Moving on, Ted Cruz attacked Hillary Clinton as an avatar of Washington “cronyism,” and as an example of that cronyism he offered the ACA:

CRUZ: I’ll give you an example of that, which is the congressional exemption from Obamacare, which is fundamentally wrong, and I’ll tell you this, if I’m elected president, I will veto any statute that exempts members of Congress.

Right here you have a pure expression of post-truth politics. There is no “exemption” for Congress in Obamacare. There never has been. It’s a silly myth that’s been circulating since the ACA was in its gestational period. The reality is that members of Congress and their staffers have additional obligations under the ACA, thanks to a provision inserted into the law by Sen. Chuck Grassley, Republican of Iowa. But Cruz got a round of applause from the audience – and stone-faced silence from the moderators – for repeating a lie that’s been debunked for five years running.
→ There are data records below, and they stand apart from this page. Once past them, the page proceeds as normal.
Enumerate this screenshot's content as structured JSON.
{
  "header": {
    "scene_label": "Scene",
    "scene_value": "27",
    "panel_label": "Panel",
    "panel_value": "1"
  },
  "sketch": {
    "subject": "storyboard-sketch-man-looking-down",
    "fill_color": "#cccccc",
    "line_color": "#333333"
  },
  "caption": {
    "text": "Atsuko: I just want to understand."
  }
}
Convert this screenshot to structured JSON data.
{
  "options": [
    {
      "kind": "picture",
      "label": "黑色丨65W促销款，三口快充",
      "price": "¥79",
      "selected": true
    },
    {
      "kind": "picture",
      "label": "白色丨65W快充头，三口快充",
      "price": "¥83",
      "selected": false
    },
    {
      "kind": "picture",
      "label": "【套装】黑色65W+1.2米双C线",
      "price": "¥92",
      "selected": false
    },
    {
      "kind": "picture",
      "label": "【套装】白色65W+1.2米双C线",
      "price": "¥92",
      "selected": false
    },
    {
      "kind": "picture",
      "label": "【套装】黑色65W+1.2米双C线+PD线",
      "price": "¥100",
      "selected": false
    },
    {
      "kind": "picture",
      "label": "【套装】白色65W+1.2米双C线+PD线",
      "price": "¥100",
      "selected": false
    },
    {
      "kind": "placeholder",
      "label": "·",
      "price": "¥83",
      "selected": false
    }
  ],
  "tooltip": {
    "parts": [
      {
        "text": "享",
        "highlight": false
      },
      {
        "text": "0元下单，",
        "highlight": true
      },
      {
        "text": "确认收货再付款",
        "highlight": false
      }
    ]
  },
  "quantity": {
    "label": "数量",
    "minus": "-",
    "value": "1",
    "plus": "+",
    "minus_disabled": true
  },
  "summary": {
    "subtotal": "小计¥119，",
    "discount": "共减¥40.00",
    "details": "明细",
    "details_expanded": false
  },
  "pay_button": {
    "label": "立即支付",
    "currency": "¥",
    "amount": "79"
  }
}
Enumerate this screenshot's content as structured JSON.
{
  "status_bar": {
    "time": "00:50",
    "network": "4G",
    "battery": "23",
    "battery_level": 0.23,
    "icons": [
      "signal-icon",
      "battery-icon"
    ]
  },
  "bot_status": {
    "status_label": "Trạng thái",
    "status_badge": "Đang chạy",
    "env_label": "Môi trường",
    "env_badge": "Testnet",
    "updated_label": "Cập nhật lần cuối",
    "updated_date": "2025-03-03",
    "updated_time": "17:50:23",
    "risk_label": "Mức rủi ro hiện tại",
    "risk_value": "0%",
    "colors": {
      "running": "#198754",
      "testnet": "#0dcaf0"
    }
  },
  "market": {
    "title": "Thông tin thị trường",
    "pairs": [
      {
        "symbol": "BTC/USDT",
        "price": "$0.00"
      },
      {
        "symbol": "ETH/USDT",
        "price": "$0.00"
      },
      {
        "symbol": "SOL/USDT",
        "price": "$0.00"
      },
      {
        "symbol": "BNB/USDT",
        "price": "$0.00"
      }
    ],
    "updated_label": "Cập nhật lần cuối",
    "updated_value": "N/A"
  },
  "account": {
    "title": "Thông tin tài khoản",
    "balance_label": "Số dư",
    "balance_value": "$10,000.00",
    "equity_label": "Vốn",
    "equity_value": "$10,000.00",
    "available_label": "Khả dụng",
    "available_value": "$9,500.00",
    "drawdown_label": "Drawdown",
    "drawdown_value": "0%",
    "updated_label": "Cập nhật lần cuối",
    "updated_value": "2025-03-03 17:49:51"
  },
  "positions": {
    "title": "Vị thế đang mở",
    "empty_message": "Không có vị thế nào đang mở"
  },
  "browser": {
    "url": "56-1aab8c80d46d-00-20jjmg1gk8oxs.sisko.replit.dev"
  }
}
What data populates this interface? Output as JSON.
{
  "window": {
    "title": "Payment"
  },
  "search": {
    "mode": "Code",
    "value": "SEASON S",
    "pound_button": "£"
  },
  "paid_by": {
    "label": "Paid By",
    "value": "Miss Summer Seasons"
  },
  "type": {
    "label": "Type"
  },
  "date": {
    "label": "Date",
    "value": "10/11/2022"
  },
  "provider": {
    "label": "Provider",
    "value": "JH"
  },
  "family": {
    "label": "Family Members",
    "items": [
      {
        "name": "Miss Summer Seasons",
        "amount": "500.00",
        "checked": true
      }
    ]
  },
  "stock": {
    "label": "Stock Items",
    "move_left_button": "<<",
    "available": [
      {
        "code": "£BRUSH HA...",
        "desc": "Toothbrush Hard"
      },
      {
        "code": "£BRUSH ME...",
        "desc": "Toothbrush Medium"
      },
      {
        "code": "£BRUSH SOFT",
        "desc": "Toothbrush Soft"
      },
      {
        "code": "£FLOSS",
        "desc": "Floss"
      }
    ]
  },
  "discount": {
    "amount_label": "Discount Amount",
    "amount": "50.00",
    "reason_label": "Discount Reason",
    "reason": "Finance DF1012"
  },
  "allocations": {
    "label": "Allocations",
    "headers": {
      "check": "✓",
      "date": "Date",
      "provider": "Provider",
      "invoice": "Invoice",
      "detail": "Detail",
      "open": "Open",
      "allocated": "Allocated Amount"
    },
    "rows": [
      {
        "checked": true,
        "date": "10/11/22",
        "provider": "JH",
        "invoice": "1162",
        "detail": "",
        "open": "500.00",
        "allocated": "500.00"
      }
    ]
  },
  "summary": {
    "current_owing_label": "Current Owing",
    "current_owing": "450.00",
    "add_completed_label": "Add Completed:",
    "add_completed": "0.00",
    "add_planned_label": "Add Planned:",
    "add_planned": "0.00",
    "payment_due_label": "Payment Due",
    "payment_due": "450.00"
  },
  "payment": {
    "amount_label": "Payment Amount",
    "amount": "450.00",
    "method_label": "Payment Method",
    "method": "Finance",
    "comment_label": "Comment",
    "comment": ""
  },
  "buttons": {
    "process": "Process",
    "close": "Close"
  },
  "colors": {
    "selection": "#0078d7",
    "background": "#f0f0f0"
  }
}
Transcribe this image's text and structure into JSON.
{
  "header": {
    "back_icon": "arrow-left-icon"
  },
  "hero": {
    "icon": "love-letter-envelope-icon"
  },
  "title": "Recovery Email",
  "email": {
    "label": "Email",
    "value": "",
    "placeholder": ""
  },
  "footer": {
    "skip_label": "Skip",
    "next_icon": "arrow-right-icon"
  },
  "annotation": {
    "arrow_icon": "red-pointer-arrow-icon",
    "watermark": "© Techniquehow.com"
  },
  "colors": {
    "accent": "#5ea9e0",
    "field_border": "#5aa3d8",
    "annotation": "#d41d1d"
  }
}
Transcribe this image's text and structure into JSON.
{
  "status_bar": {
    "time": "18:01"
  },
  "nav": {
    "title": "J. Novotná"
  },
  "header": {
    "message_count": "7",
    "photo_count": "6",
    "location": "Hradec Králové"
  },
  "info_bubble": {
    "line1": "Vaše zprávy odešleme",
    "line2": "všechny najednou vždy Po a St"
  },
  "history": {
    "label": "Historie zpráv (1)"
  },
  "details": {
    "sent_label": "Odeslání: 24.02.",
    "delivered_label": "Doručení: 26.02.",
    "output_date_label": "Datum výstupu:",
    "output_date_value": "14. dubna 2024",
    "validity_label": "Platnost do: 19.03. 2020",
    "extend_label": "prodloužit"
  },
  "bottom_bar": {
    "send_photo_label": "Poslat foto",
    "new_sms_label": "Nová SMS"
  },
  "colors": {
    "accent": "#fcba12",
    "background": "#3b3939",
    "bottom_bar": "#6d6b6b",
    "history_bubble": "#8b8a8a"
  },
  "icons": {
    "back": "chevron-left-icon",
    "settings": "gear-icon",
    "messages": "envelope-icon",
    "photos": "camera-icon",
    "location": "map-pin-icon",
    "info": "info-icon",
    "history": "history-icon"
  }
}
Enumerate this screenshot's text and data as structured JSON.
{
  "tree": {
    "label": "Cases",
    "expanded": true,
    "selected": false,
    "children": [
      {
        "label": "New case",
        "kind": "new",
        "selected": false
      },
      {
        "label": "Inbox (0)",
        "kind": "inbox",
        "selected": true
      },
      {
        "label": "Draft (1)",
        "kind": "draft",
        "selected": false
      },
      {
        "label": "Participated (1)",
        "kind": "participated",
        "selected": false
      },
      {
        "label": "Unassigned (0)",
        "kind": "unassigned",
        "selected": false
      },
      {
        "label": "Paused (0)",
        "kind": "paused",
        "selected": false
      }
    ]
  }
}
The lying even extended down into the undercard debate. New Jersey’s Chris Christie, newly bounced from the main stage due to abysmal national polling numbers, reluctantly got into a spat with Louisiana’s Bobby Jindal over which of them was the better governor (spoiler: they’re both widely loathed in their states). In defending his record against Jindal’s onslaught, Christie said “we stopped Obamacare in New Jersey because we refused to participate in the federal exchange.” As National Review’s Ramesh Ponnuru pointed out, that statement makes no sense – even if you allow that Christie misspoke and meant to say that New Jersey refused to set up its own state-based Obamacare exchange, he still didn’t “stop Obamacare” because the state just defaulted to the federal exchange. And, of course, Christie happily accepted Obamacare’s Medicaid expansion funds. Despite what Christie insists, Obamacare is very much happening within New Jersey’s borders (and the state’s uninsured rate is dropping as a result).

But Christie and the rest of the candidates have come to understand that relentless, inveterate lying carries less risk than honestly grappling with the facts as they exist. They know that horror stories about Obamacare and the economy are what Republican voters want to hear, and they know debate moderators aren’t likely to call them out. And even if they do get called out, they can just retreat behind the “liberal bias” shield and trust that the conservative media will rally to their defense. Lying works, so they see no reason not to.